Future initiatives include: Connected North and Connected Northeast. Connected North includes backbone deployment in the Amazon region, with an expectation of 4,959 km of fibre optic cable. Connected Northeast includes fibre optic infrastructure activation in the Northeast of 100Gbps, with the coverage reaching 16 cities in addition to 67 cities reachable through partners.

  1. EllaLink’s new route revolution

A diverse geographical route bringing up to 50% latency reduction between Latin America and Europe with direct City-to-City connectivity. EllaLink revealed that in regards to its turnkey construction contract with Alcatel Submarine Networks, its network construction progression is 60%.

The company said that four cable faults are present in the vicinity of the CRS route – all attributed to fishing activity and are around 1,300m WD. EllaLink route has been selected to avoid cable crossing and ensure proper and uninterrupted burial until 1500m WD is reached. Its Sines CLS on 10,000m2 of land is ready to accommodate other CLS.

  1. Paulo Spaccaquerche, President, Brazilian IoT Association round up

IoT is already a reality, as there are already more than 15 billion things or objects connected on the planet. In terms of technology, the different types of devices and sensors can be highlighted, which have the potential to create a large electro-electronic industry in the world; telecommunications networks, including the new data transmission networks - LPWANs; software running on cloud servers, Applications, Big Data, Analytics, Artificial Intelligence and Blockchain.

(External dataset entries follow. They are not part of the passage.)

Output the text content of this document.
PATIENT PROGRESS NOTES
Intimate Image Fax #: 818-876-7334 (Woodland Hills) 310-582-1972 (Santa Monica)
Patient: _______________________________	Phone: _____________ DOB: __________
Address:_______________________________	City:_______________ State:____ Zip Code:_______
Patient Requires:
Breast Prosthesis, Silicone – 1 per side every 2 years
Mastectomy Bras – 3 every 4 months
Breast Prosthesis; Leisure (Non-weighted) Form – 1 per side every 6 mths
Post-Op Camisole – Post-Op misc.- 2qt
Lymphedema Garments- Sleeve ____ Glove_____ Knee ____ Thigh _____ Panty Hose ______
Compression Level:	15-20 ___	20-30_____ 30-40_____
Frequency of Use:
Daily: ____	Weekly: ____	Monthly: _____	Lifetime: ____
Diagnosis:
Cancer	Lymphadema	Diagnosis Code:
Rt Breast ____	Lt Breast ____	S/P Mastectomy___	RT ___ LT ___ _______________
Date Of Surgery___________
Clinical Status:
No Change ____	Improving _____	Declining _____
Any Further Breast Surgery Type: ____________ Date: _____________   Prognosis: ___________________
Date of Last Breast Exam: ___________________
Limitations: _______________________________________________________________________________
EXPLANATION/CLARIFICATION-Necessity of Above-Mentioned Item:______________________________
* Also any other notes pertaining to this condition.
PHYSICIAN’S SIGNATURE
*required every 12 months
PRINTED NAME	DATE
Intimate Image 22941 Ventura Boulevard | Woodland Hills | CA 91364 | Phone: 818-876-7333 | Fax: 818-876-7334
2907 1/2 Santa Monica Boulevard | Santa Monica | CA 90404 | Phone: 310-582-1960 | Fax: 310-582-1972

LPWan networks, like Sigfox and LoRa, are growing rapidly in several countries and market segments. In the second half of 2019, 5G was in 32 countries with +50 operators for various devices. There were four chipsets available: Qualcomm, Samsung, Mediatek and Huawei.

In regards to connectivity in Brazil, there is still a lot of solution that needs to migrate from 2G, according to Spaccaquerche.

  1. Key drivers for growth in the Latam market for 2020

Global telecom investment estimated at $382 billion in 2019 according to the Economic Intelligence Unit. Ariana Batori, Global Broadband Lead / Investment Officer, International Finance Corporation said that the Latin American telecoms sector is attractive overall, but is still significantly unequal between countries.

Content providers are key drivers of international bandwidth growth, and the internet penetration in Latin America is at par with the global average, despite the usage of household broadband being low. She highlighted that operators continue to invest heavily in the deployment of 4G, and 5G is on the horizon in the region, but it is trailing behind the adoption from other countries. Growth in IoT is being driven by smart home and smart building applications, and Latin America is set to represent 5% of global connections by 2025.

  1. Data centre outages

Uptime Institute revealed that its mission requires expanding its vision, because IT now uses many more places of execution. Organisations struggle with service disruptions with different root causes. The Uptime Institute accompanies organisations on their journey to create measurable and resilient digital infrastructure.

Most organisations do not evaluate the delivery of services that cover digital infrastructure; instead, focus on the quality of each discrete component or rely on SLAs as a base, according to the company.